In patients with hypertension, structural changes develop in the heart and in the systemic arteries that have a significant role in the maintenance and gradual worsening of the hypertensive disease. Blood pressure, basal and post-ischemic “maximal” forearm blood flow (strain-gauge venous occlusive plethysmography), and echo-cardiographic left ventricular mass index were measured in 28 hypertensive patients (WHO class I or II, 23 men and five women, aged 26 to 59 years). Minimal vascular resistance (mean arterial pressure/peak blood flow) was taken as an index of vascular structural changes. The same measurements were made in a group of 14 patients before and after long-term antihypertensive treatment: in eight patients after six and 12 months of treatment with captopril (50 mg twice a day, plus 25 mg of hydrochlorothiazide per day if necessary) and in six patients after six months of treatment with nitrendipine (20 mg per day, plus 50 mg of atenolol per day if necessary).

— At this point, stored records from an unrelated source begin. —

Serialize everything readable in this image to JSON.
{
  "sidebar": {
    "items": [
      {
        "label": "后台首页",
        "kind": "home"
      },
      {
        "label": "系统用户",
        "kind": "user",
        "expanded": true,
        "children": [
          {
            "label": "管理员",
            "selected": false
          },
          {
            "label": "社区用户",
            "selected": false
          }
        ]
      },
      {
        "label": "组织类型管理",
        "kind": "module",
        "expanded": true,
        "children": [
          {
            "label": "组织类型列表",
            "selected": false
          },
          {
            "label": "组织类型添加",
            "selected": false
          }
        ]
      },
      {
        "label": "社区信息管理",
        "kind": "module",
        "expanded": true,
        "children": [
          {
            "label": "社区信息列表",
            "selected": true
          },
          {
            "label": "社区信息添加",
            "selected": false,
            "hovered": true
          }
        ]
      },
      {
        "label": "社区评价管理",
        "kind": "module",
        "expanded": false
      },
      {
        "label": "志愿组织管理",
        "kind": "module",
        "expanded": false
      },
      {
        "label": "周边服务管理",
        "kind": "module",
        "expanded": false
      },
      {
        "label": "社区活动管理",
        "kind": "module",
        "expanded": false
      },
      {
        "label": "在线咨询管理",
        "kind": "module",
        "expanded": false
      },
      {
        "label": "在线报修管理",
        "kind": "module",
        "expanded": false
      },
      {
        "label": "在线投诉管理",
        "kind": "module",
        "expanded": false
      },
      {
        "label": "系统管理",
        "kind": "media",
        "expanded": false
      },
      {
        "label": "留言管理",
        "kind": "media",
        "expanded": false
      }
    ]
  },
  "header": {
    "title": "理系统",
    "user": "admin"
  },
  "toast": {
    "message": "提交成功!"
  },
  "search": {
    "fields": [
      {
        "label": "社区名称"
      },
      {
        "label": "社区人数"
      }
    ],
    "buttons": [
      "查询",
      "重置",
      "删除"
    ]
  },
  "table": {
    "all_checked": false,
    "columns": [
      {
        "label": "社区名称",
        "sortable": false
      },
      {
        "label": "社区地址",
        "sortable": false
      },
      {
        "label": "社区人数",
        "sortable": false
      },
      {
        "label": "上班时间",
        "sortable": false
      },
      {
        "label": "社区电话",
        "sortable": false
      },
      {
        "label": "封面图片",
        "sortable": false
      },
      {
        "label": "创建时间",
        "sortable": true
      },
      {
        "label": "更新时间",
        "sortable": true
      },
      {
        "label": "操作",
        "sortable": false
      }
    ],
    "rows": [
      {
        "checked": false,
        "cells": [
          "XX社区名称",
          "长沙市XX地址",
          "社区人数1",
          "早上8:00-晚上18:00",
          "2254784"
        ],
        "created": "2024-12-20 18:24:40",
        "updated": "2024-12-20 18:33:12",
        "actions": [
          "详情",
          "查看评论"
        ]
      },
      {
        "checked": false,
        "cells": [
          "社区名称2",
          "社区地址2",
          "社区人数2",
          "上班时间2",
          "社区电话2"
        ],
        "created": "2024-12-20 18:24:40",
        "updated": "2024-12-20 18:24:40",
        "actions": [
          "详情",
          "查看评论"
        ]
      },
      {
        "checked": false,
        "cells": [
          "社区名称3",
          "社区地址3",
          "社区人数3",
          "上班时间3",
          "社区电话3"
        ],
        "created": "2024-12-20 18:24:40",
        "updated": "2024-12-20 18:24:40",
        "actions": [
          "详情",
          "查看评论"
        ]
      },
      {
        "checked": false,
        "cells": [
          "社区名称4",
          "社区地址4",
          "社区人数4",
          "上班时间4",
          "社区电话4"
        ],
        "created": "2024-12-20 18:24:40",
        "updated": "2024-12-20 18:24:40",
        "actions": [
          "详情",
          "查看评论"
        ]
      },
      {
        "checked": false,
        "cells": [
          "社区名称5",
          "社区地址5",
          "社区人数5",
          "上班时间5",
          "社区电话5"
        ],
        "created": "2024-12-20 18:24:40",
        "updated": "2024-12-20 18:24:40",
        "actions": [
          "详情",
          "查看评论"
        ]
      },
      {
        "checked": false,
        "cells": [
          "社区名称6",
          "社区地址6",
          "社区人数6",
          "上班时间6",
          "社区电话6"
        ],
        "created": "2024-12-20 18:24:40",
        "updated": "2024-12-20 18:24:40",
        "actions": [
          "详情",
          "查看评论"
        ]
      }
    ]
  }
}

A significant but weak direct correlation was found between the degree of left ventricular hypertrophy and mean arterial pressure (r = 0.41) or minimal vascular resistance (r = 0.31). Thus, patients were categorized according to whether they had left ventricular hypertrophy or impaired blood flow; the results suggested that left ventricular hypertrophy may be detected earlier than increased minimal vascular resistance. After six months of treatment, both captopril and nitrendipine significantly reduced left ventricular mass index and minimal vascular resistance. Left ventricular mass index was normalized in 50 percent of the patients, whereas minimal vascular resistance was normalized in one patient only. After 12 months of treatment, left ventricular mass index was normalized in all patients; minimal vascular resistance was on the average further reduced but normalized in only one additional patient. Thus, regression of cardiovascular structure also seems to occur earlier in the heart.